I am often asked that question.
The answer is as follows.
Step1. Memorize several good products in advance.
The upper and lower limits are determined by statistical processing (mean ±3σ) of the luminance (density) of each pixel.
-3σ accumulation is the lower limit image and +3σ accumulation is the upper limit image
CANDIDATES THAT ARE WITHIN THIS RANGE ARE OK, AND CANDIDATES THAT ARE OUTSIDE THIS RANGE ARE NG.

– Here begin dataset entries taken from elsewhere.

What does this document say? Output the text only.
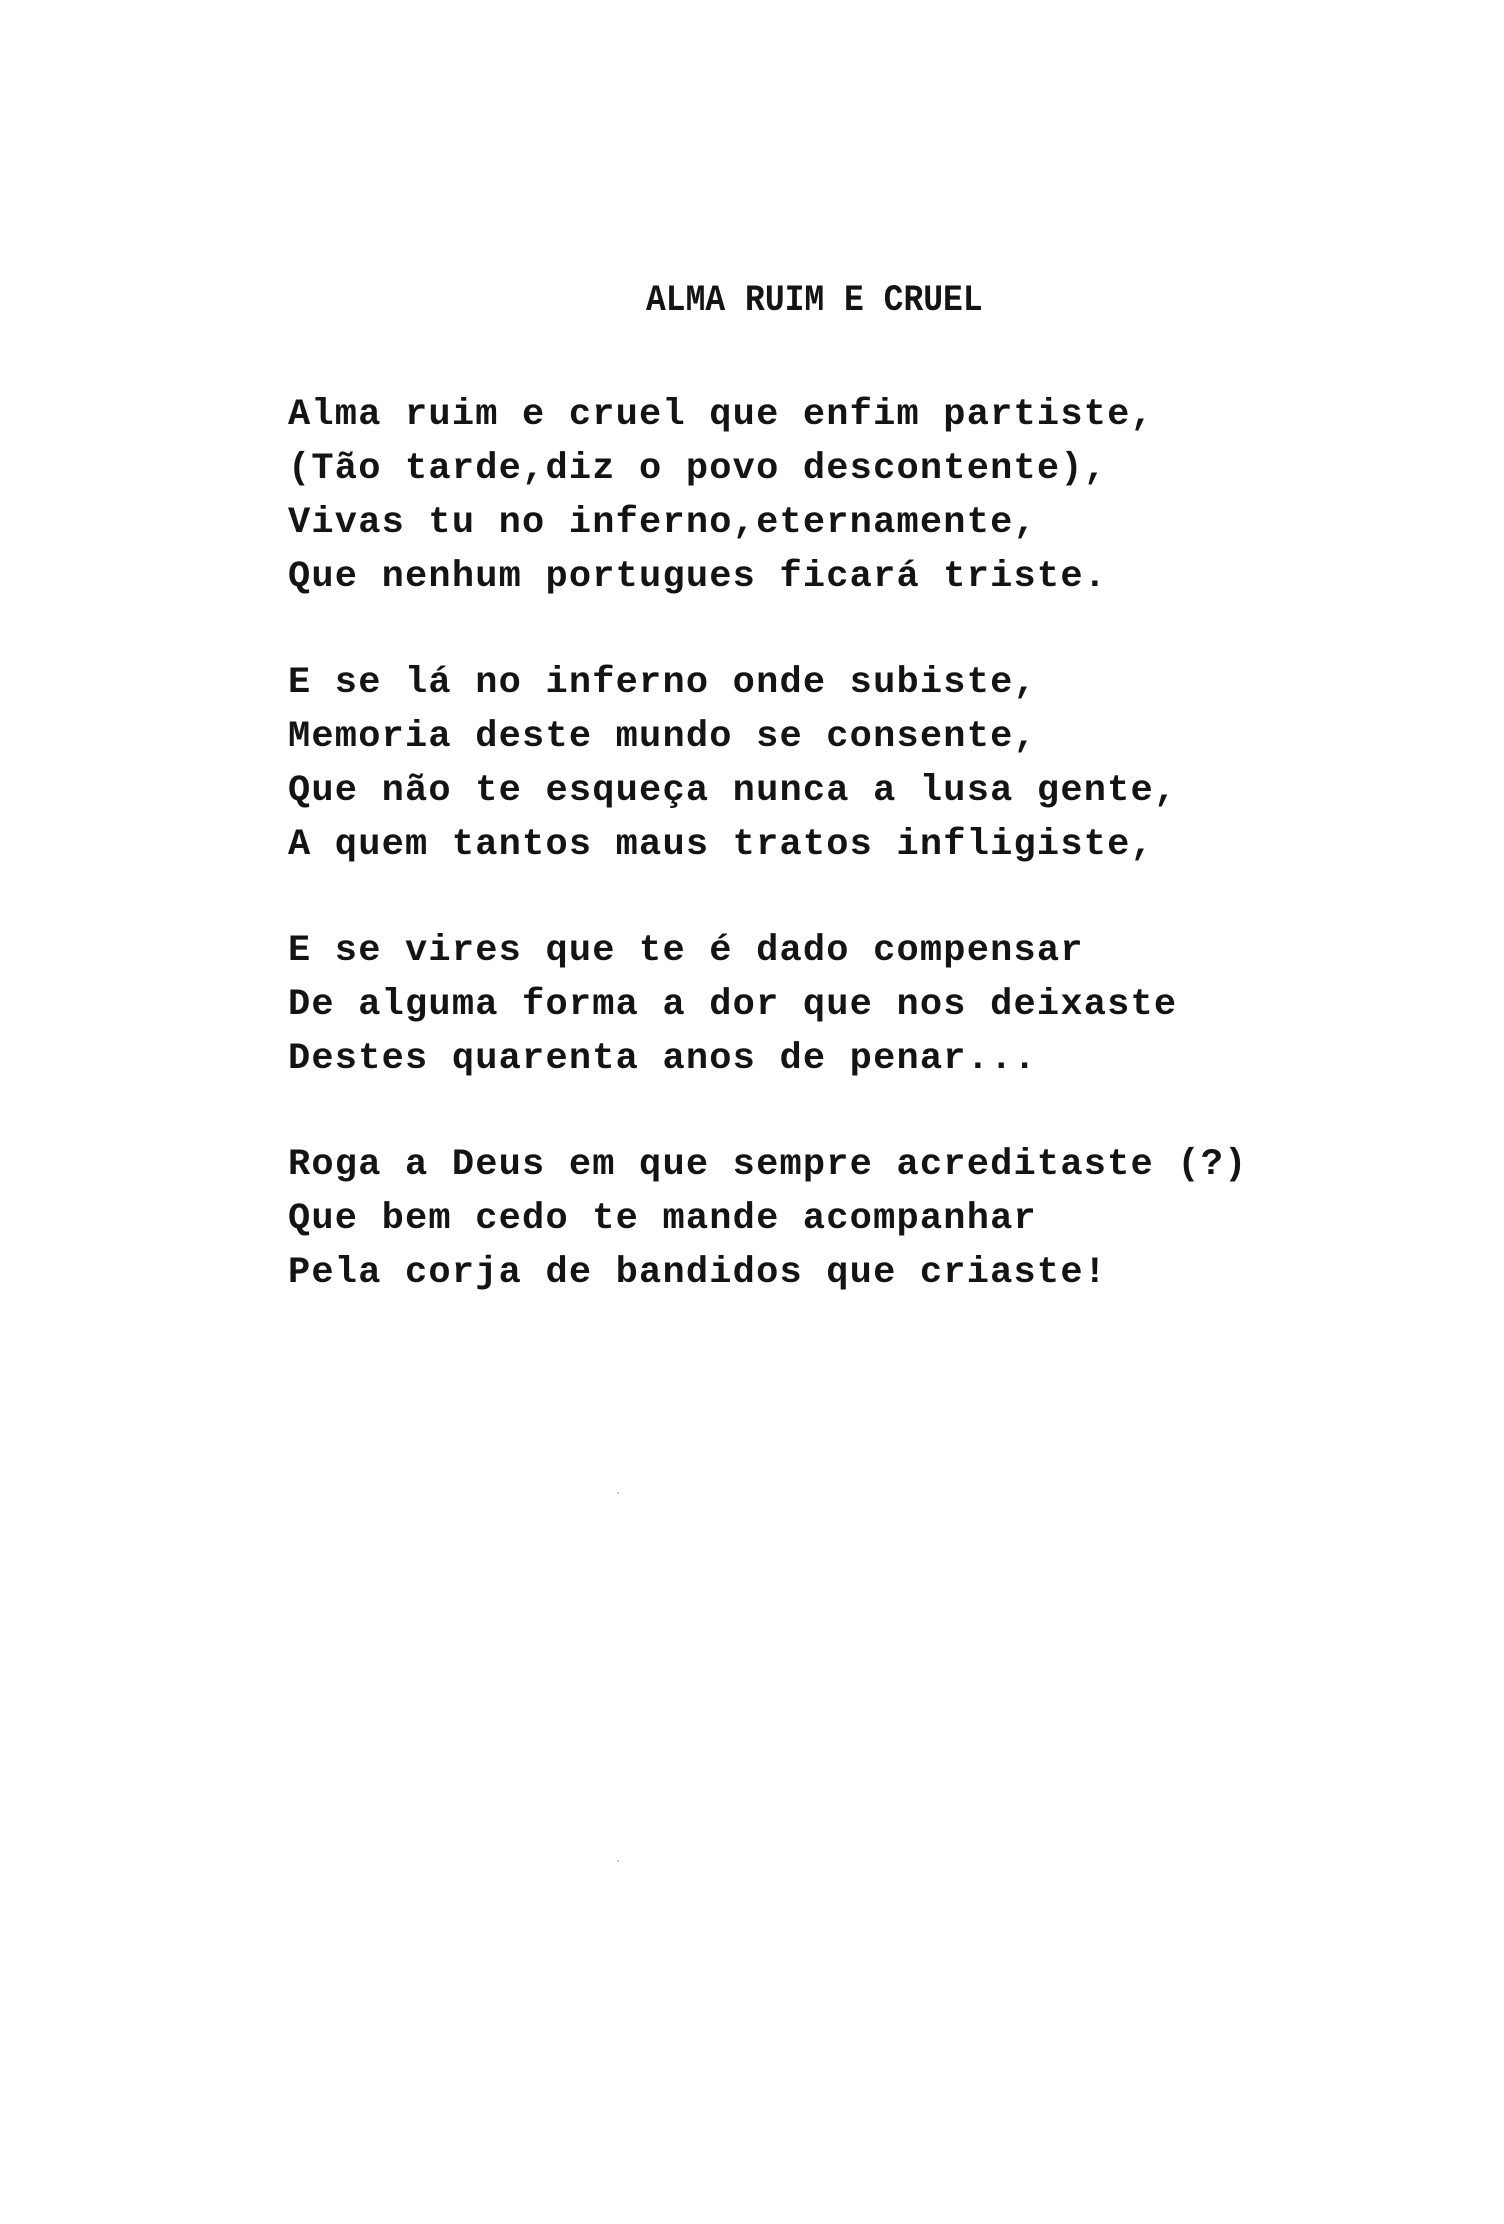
ALMA RUIM E CRUEL
Alma ruim e cruel que enfim partiste,
(Tão tarde,diz o povo descontente),
Vivas tu no inferno,eternamente,
Que nenhum portugues ficará triste.
E se lá no inferno onde subiste,
Memoria deste mundo se consente,
Que não te esqueça nunca a lusa gente,
A quem tantos maus tratos infligiste,
E se vires que te é dado compensar
De alguma forma a dor que nos deixaste
Destes quarenta anos de penar...
Roga a Deus em que sempre acreditaste (?)
Que bem cedo te mande acompanhar
Pela corja de bandidos que criaste!
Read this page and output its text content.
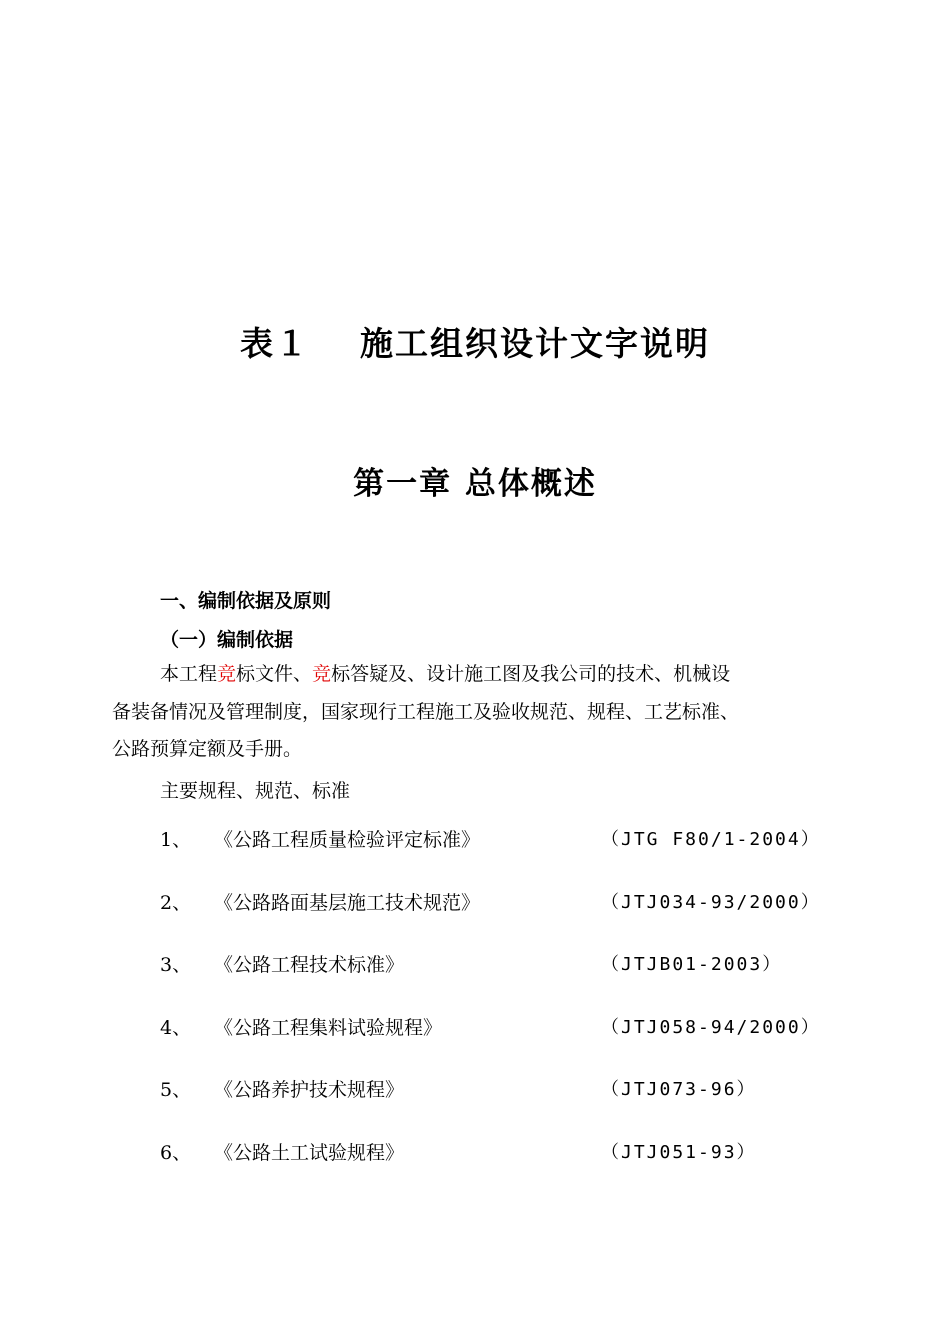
表１ 施工组织设计文字说明
第一章 总体概述
一、编制依据及原则
（一）编制依据
本工程竞标文件、竞标答疑及、设计施工图及我公司的技术、机械设
备装备情况及管理制度，国家现行工程施工及验收规范、规程、工艺标准、
公路预算定额及手册。
主要规程、规范、标准
1、 《公路工程质量检验评定标准》	（JTG F80/1-2004）
2、 《公路路面基层施工技术规范》	（JTJ034-93/2000）
3、 《公路工程技术标准》	（JTJB01-2003）
4、 《公路工程集料试验规程》	（JTJ058-94/2000）
5、 《公路养护技术规程》	（JTJ073-96）
6、 《公路土工试验规程》	（JTJ051-93）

Step2. Re-evaluate the luminance and area of NG candidates
DETERMINE LIMITS ON WHETHER NG CANDIDATES ARE TRULY NG OR OK BASED ON THE ACTUAL NG CRITERIA
Step3. Inspect the object to be inspected
If OK appears to be NG, return to Step 1 or 2.
That is all.
To add,
APPROACH FROM OK
THERE IS NO RISK OF NG BEING LEAKED IN THIS WAY.
ON THE OTHER HAND, APPROACHES FROM NG
IF NG WAS LEARNING AFTER THE LEAK, IT WOULD INDEED BE DANGEROUS, WOULDN'T IT?
therefore
We use a simple concept, not so much deep learning, to perform visual inspections.